Though the anonymous student said he had not seen hazing from Sigma Chi members and is friendly with many of them, he admitted there were rumors of hazing.
“I think [the rumors of hazing] are more myth than actual stories,” the student said. “[Fraternities] have cut back significantly to the point where people have stopped doing pledge attire just because of the fear of getting shut down is growing amongst chapters.”
On a Sept. 16, 2018 report, UPD Officer Robert Smith did a routine security check of Sigma Chi house. Smith wrote that there was a sign on the door that read, “Ritual in progress, contact [redacted] or [redacted].” Upon opening the door, there was a black sheet covering the entrance.
“The front room had been ransacked, and there was broken glass, beer cans, clothes on the floor, vomit, trash cans had been emptied out and there was blood on the floor,” Smith reported. “There was also blood and tissue with blood inside of the men’s bathroom on the west side of the house.”
Smith wrote Lieutenant Shannon Yates arrived and told the members to clean the house before custodians entered.
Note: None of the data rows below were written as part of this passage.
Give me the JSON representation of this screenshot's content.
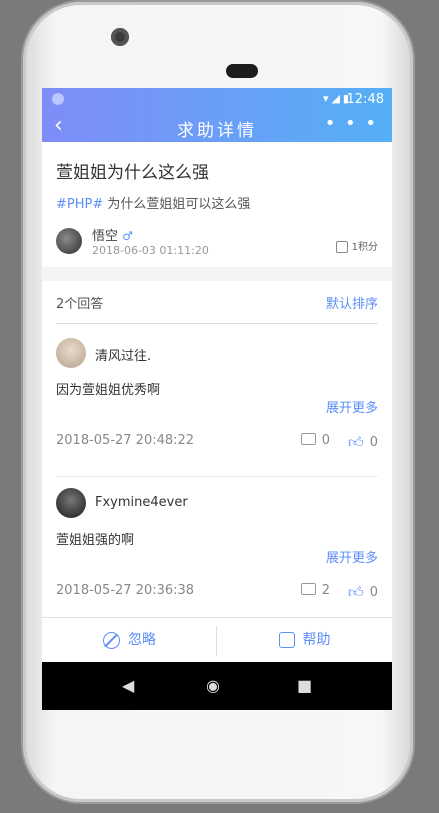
{
  "status": {
    "time": "12:48",
    "icons": "▾◢▮"
  },
  "nav": {
    "back_icon": "‹",
    "title": "求助详情",
    "more_icon": "• • •"
  },
  "question": {
    "title": "萱姐姐为什么这么强",
    "tag": "#PHP#",
    "desc": " 为什么萱姐姐可以这么强",
    "user": "悟空",
    "gender": "♂",
    "time": "2018-06-03 01:11:20",
    "points": "1积分"
  },
  "answers": {
    "count_label": "2个回答",
    "sort_label": "默认排序",
    "items": [
      {
        "name": "清风过往.",
        "text": "因为萱姐姐优秀啊",
        "expand": "展开更多",
        "time": "2018-05-27 20:48:22",
        "comments": "0",
        "likes": "0"
      },
      {
        "name": "Fxymine4ever",
        "text": "萱姐姐强的啊",
        "expand": "展开更多",
        "time": "2018-05-27 20:36:38",
        "comments": "2",
        "likes": "0"
      }
    ]
  },
  "bottom": {
    "ignore_label": "忽略",
    "help_label": "帮助"
  },
  "system_nav": {
    "back": "◀",
    "home": "◉",
    "recent": "■"
  }
}
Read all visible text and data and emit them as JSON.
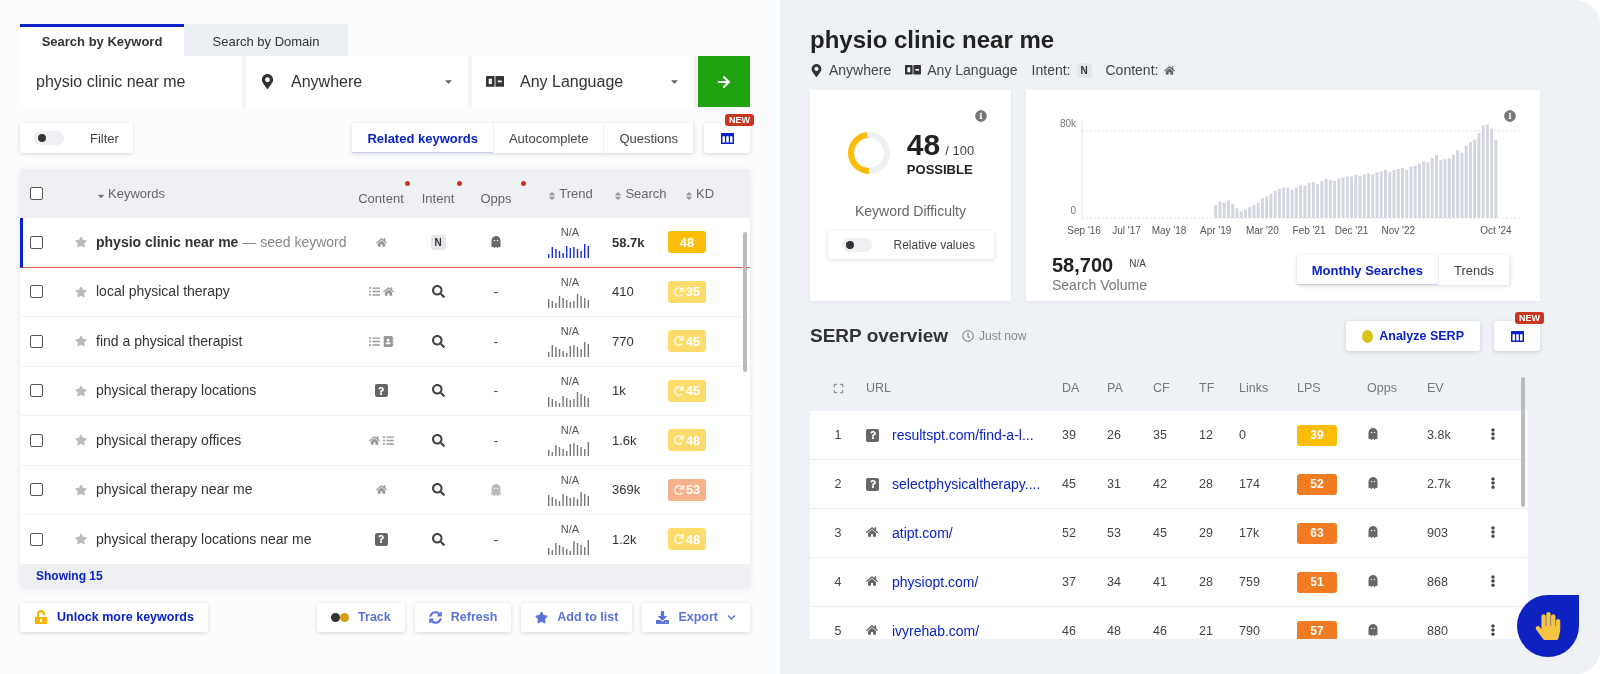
{
  "search_tabs": [
    {
      "label": "Search by Keyword",
      "selected": true
    },
    {
      "label": "Search by Domain",
      "selected": false
    }
  ],
  "search": {
    "value": "physio clinic near me",
    "location": "Anywhere",
    "language": "Any Language"
  },
  "filter": {
    "label": "Filter",
    "on": false
  },
  "mode_tabs": [
    {
      "label": "Related keywords",
      "selected": true
    },
    {
      "label": "Autocomplete",
      "selected": false
    },
    {
      "label": "Questions",
      "selected": false
    }
  ],
  "columns_badge": "NEW",
  "keyword_table": {
    "all_checked": false,
    "columns": [
      {
        "label": "Keywords",
        "kind": "caret",
        "dot": false
      },
      {
        "label": "Content",
        "kind": "plain",
        "dot": true
      },
      {
        "label": "Intent",
        "kind": "plain",
        "dot": true
      },
      {
        "label": "Opps",
        "kind": "plain",
        "dot": true
      },
      {
        "label": "Trend",
        "kind": "sort",
        "dot": false
      },
      {
        "label": "Search",
        "kind": "sort",
        "dot": false
      },
      {
        "label": "KD",
        "kind": "sort",
        "dot": false
      }
    ],
    "rows": [
      {
        "keyword": "physio clinic near me",
        "note": "— seed keyword",
        "selected": true,
        "checked": false,
        "content": [
          {
            "kind": "home"
          }
        ],
        "intent": {
          "kind": "label",
          "text": "N"
        },
        "opps": {
          "kind": "ghost"
        },
        "trend": "N/A",
        "search": "58.7k",
        "kd": {
          "label": "48",
          "color": "#fbbd08"
        },
        "refresh": false
      },
      {
        "keyword": "local physical therapy",
        "selected": false,
        "checked": false,
        "content": [
          {
            "kind": "list"
          },
          {
            "kind": "home"
          }
        ],
        "intent": {
          "kind": "search"
        },
        "opps": {
          "kind": "text",
          "text": "-"
        },
        "trend": "N/A",
        "search": "410",
        "kd": {
          "label": "35",
          "color": "#fddc6c"
        },
        "refresh": true
      },
      {
        "keyword": "find a physical therapist",
        "selected": false,
        "checked": false,
        "content": [
          {
            "kind": "list"
          },
          {
            "kind": "contact"
          }
        ],
        "intent": {
          "kind": "search"
        },
        "opps": {
          "kind": "text",
          "text": "-"
        },
        "trend": "N/A",
        "search": "770",
        "kd": {
          "label": "45",
          "color": "#fddc6c"
        },
        "refresh": true
      },
      {
        "keyword": "physical therapy locations",
        "selected": false,
        "checked": false,
        "content": [
          {
            "kind": "question"
          }
        ],
        "intent": {
          "kind": "search"
        },
        "opps": {
          "kind": "text",
          "text": "-"
        },
        "trend": "N/A",
        "search": "1k",
        "kd": {
          "label": "45",
          "color": "#fddc6c"
        },
        "refresh": true
      },
      {
        "keyword": "physical therapy offices",
        "selected": false,
        "checked": false,
        "content": [
          {
            "kind": "home"
          },
          {
            "kind": "list"
          }
        ],
        "intent": {
          "kind": "search"
        },
        "opps": {
          "kind": "text",
          "text": "-"
        },
        "trend": "N/A",
        "search": "1.6k",
        "kd": {
          "label": "48",
          "color": "#fddc6c"
        },
        "refresh": true
      },
      {
        "keyword": "physical therapy near me",
        "selected": false,
        "checked": false,
        "content": [
          {
            "kind": "home"
          }
        ],
        "intent": {
          "kind": "search"
        },
        "opps": {
          "kind": "ghost"
        },
        "trend": "N/A",
        "search": "369k",
        "kd": {
          "label": "53",
          "color": "#f6b08a"
        },
        "refresh": true
      },
      {
        "keyword": "physical therapy locations near me",
        "selected": false,
        "checked": false,
        "content": [
          {
            "kind": "question"
          }
        ],
        "intent": {
          "kind": "search"
        },
        "opps": {
          "kind": "text",
          "text": "-"
        },
        "trend": "N/A",
        "search": "1.2k",
        "kd": {
          "label": "48",
          "color": "#fddc6c"
        },
        "refresh": true
      }
    ],
    "footer": "Showing 15"
  },
  "actions": [
    {
      "label": "Unlock more keywords",
      "kind": "unlock"
    },
    {
      "label": "Track",
      "kind": "track"
    },
    {
      "label": "Refresh",
      "kind": "refresh"
    },
    {
      "label": "Add to list",
      "kind": "star"
    },
    {
      "label": "Export",
      "kind": "export"
    }
  ],
  "overview": {
    "title": "physio clinic near me",
    "location": "Anywhere",
    "language": "Any Language",
    "intent_label": "Intent:",
    "intent": "N",
    "content_label": "Content:"
  },
  "difficulty": {
    "value": "48",
    "max": "/ 100",
    "level": 0.48,
    "verdict": "POSSIBLE",
    "label": "Keyword Difficulty",
    "toggle": {
      "label": "Relative values",
      "on": false
    }
  },
  "volume": {
    "value": "58,700",
    "change": "N/A",
    "label": "Search Volume",
    "tabs": [
      {
        "label": "Monthly Searches",
        "selected": true
      },
      {
        "label": "Trends",
        "selected": false
      }
    ],
    "chart_data": {
      "type": "bar",
      "categories": [
        "Sep '16",
        null,
        null,
        null,
        null,
        null,
        null,
        null,
        null,
        null,
        "Jul '17",
        null,
        null,
        null,
        null,
        null,
        null,
        null,
        null,
        null,
        "May '18",
        null,
        null,
        null,
        null,
        null,
        null,
        null,
        null,
        null,
        null,
        "Apr '19",
        null,
        null,
        null,
        null,
        null,
        null,
        null,
        null,
        null,
        null,
        "Mar '20",
        null,
        null,
        null,
        null,
        null,
        null,
        null,
        null,
        null,
        null,
        "Feb '21",
        null,
        null,
        null,
        null,
        null,
        null,
        null,
        null,
        null,
        "Dec '21",
        null,
        null,
        null,
        null,
        null,
        null,
        null,
        null,
        null,
        null,
        "Nov '22",
        null,
        null,
        null,
        null,
        null,
        null,
        null,
        null,
        null,
        null,
        null,
        null,
        null,
        null,
        null,
        null,
        null,
        null,
        null,
        null,
        null,
        null,
        "Oct '24"
      ],
      "values": [
        0,
        0,
        0,
        0,
        0,
        0,
        0,
        0,
        0,
        0,
        0,
        0,
        0,
        0,
        0,
        0,
        0,
        0,
        0,
        0,
        0,
        0,
        0,
        0,
        0,
        0,
        0,
        0,
        0,
        0,
        0,
        12000,
        15000,
        14000,
        16000,
        13000,
        9000,
        6000,
        8000,
        10000,
        12000,
        14000,
        18000,
        20000,
        22000,
        25000,
        27000,
        28000,
        28000,
        26000,
        28000,
        30000,
        30000,
        32000,
        33000,
        31000,
        34000,
        36000,
        35000,
        34000,
        36000,
        37000,
        38000,
        38000,
        40000,
        39000,
        40000,
        41000,
        40000,
        42000,
        43000,
        44000,
        42000,
        44000,
        45000,
        46000,
        44000,
        47000,
        48000,
        50000,
        52000,
        51000,
        55000,
        58000,
        53000,
        54000,
        55000,
        58000,
        62000,
        60000,
        66000,
        70000,
        72000,
        78000,
        85000,
        86000,
        82000,
        72000
      ],
      "ylim": [
        0,
        90000
      ],
      "yticks": [
        {
          "value": 0,
          "label": "0"
        },
        {
          "value": 80000,
          "label": "80k"
        }
      ]
    }
  },
  "serp": {
    "title": "SERP overview",
    "updated": "Just now",
    "analyze": "Analyze SERP",
    "badge": "NEW",
    "columns": [
      "URL",
      "DA",
      "PA",
      "CF",
      "TF",
      "Links",
      "LPS",
      "Opps",
      "EV"
    ],
    "rows": [
      {
        "rank": "1",
        "kind": "question",
        "url": "resultspt.com/find-a-l...",
        "da": "39",
        "pa": "26",
        "cf": "35",
        "tf": "12",
        "links": "0",
        "lps": {
          "label": "39",
          "color": "#fbbd08"
        },
        "ev": "3.8k"
      },
      {
        "rank": "2",
        "kind": "question",
        "url": "selectphysicaltherapy....",
        "da": "45",
        "pa": "31",
        "cf": "42",
        "tf": "28",
        "links": "174",
        "lps": {
          "label": "52",
          "color": "#f07b22"
        },
        "ev": "2.7k"
      },
      {
        "rank": "3",
        "kind": "home",
        "url": "atipt.com/",
        "da": "52",
        "pa": "53",
        "cf": "45",
        "tf": "29",
        "links": "17k",
        "lps": {
          "label": "63",
          "color": "#f07b22"
        },
        "ev": "903"
      },
      {
        "rank": "4",
        "kind": "home",
        "url": "physiopt.com/",
        "da": "37",
        "pa": "34",
        "cf": "41",
        "tf": "28",
        "links": "759",
        "lps": {
          "label": "51",
          "color": "#f07b22"
        },
        "ev": "868"
      },
      {
        "rank": "5",
        "kind": "home",
        "url": "ivyrehab.com/",
        "da": "46",
        "pa": "48",
        "cf": "46",
        "tf": "21",
        "links": "790",
        "lps": {
          "label": "57",
          "color": "#f07b22"
        },
        "ev": "880"
      }
    ]
  }
}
There was a similar incident Aug. 18. Lieutenant Jared Pierce found broken glass on the floor while patrolling Sigma Chi house. The glass came from a pane of glass above the doorway to the foyer. Pierce noticed broken glass and beer bottles in the trash can. He also noted shards of glass hanging from the ceiling where the pane had been.
Southern Miss does not have a fraternity scheduled to move into Sigma Chi’s house currently. Anderson said Pi Kappa Alpha is moving into Sigma Nu’s house and they are working on a solution for Sigma Nu.
“We haven’t finalized any of those pieces yet,” Anderson said. “We are actually in the system doing our lease agreement with fraternities so we are putting that piece together and then we will be discussing with some groups whether or not that is an option for them.”